Koko Eating Bananas medium

Problem Statement

Koko loves to eat bananas. There are piles of bananas, where piles[i] is the number of bananas in the i-th pile. Koko can decide her eating speed k. Each hour, she chooses some pile of bananas, and eats k bananas from that pile. If the pile has less than k bananas, she eats all of them instead and will not eat any more bananas during this hour.

Koko likes to eat slowly, but still wants to finish eating all the bananas before h hours.

Return the minimum integer k such that she can eat all the bananas within h hours.

Example 1

Input: piles = [3,6,7,11], h = 8 Output: 4

Example 2

Input: piles = [30,11,23,4,20], h = 5 Output: 30

Steps

1. Define the search space: The minimum speed is 1 (eating one banana per hour) and the maximum speed is the largest pile size (eating all bananas in the largest pile in one hour).

2. Binary Search: We'll use binary search to efficiently find the minimum speed. The search space is bounded by 1 and max(piles).

3. Check Feasibility: For each potential speed k, we need to check if Koko can eat all bananas within h hours. We do this by iterating through each pile and calculating the time required to eat that pile at speed k. We sum up these times. If the total time is less than or equal to h, the speed k is feasible.

4. Adjust Search Space: Based on the feasibility check, we adjust the search space (left and right bounds) for the binary search.

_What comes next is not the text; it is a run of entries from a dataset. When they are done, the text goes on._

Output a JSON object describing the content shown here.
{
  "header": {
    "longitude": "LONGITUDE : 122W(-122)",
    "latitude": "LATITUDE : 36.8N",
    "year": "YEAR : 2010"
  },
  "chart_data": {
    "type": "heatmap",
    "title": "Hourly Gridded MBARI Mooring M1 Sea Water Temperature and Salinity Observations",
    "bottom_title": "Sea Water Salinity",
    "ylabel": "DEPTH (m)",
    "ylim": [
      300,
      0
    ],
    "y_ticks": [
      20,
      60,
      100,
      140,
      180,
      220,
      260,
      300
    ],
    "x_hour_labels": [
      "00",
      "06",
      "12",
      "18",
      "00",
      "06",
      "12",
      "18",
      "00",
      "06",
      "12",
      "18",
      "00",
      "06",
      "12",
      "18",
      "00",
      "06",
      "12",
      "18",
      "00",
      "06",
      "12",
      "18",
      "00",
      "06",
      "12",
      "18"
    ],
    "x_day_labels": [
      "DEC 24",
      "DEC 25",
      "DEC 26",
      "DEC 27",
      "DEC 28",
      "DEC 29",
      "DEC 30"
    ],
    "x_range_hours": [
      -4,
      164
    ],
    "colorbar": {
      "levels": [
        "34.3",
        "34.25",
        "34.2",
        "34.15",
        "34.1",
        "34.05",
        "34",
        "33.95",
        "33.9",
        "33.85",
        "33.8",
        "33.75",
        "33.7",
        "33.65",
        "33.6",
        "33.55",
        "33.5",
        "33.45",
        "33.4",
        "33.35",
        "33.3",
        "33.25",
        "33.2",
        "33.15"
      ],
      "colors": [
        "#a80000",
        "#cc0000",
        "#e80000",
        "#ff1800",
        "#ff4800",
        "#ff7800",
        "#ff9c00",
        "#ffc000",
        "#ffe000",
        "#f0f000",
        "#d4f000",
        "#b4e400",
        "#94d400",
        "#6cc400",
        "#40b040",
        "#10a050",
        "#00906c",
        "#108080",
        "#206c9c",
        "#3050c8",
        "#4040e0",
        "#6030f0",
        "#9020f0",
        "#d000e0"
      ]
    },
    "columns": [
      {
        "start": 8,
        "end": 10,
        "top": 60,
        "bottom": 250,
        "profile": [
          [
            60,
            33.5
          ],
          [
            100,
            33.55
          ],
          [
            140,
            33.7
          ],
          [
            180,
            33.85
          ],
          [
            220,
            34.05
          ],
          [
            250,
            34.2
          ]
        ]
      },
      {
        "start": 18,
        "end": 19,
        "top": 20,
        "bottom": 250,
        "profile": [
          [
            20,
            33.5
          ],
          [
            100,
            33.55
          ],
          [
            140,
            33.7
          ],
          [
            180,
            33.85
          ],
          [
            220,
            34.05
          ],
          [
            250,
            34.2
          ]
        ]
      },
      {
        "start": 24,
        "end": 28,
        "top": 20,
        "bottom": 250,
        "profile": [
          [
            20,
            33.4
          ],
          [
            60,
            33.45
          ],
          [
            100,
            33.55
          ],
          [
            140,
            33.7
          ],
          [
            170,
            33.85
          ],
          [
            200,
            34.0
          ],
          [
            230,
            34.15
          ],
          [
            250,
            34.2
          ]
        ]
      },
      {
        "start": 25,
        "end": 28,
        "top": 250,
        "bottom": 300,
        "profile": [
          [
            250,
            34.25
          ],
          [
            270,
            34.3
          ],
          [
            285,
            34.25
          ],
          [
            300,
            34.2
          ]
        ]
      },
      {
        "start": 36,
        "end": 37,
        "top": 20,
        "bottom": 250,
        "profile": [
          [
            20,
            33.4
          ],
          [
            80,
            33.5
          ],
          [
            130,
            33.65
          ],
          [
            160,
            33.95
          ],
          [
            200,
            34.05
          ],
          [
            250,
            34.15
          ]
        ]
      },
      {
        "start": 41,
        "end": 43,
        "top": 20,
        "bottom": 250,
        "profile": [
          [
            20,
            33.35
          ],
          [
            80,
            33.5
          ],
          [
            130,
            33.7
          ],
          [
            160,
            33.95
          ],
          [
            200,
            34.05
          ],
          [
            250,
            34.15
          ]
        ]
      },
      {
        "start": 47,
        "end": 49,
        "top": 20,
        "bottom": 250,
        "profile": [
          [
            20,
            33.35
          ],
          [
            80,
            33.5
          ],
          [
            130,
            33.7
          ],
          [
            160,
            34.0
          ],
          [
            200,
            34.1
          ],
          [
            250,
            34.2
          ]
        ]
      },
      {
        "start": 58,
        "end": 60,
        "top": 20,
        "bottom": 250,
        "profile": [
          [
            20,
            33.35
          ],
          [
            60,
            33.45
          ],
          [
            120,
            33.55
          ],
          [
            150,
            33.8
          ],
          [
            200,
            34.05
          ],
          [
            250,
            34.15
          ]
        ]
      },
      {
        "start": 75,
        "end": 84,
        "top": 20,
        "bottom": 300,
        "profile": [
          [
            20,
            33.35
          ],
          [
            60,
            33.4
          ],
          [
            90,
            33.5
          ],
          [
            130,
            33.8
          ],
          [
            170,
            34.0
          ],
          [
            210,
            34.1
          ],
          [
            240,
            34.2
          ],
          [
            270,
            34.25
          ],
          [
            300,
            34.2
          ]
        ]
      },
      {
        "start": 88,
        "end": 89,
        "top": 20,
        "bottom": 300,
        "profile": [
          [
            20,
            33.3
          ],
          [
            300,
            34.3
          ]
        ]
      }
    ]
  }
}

5. Return Minimum Speed: The binary search continues until the left and right bounds converge. The final left bound will be the minimum speed.

Explanation

The problem is about finding the minimum speed to complete a task within a time constraint. A brute-force approach would be to test every possible speed from 1 to the maximum pile size, which is inefficient. Binary search is a much more efficient algorithm because it cuts the search space in half with each iteration. The feasibility check is crucial in determining whether a given speed is sufficient to meet the time constraint.

Code

function minEatingSpeed(piles: number[], h: number): number {
    let left = 1;
    let right = Math.max(...piles); // Maximum pile size

    while (left < right) {
        const mid = Math.floor((left + right) / 2); // Potential speed

        let hoursNeeded = 0;
        for (const pile of piles) {
            hoursNeeded += Math.ceil(pile / mid); // Time to eat current pile
        }

        if (hoursNeeded <= h) {
            right = mid; // Speed is feasible, try a lower speed
        } else {
            left = mid + 1; // Speed is too slow, try a higher speed
        }
    }

    return left; // Minimum feasible speed
}

Complexity

• Time Complexity: O(N log M), where N is the number of piles and M is the maximum number of bananas in a pile. The log M factor comes from the binary search.

• Space Complexity: O(1). The algorithm uses a constant amount of extra space.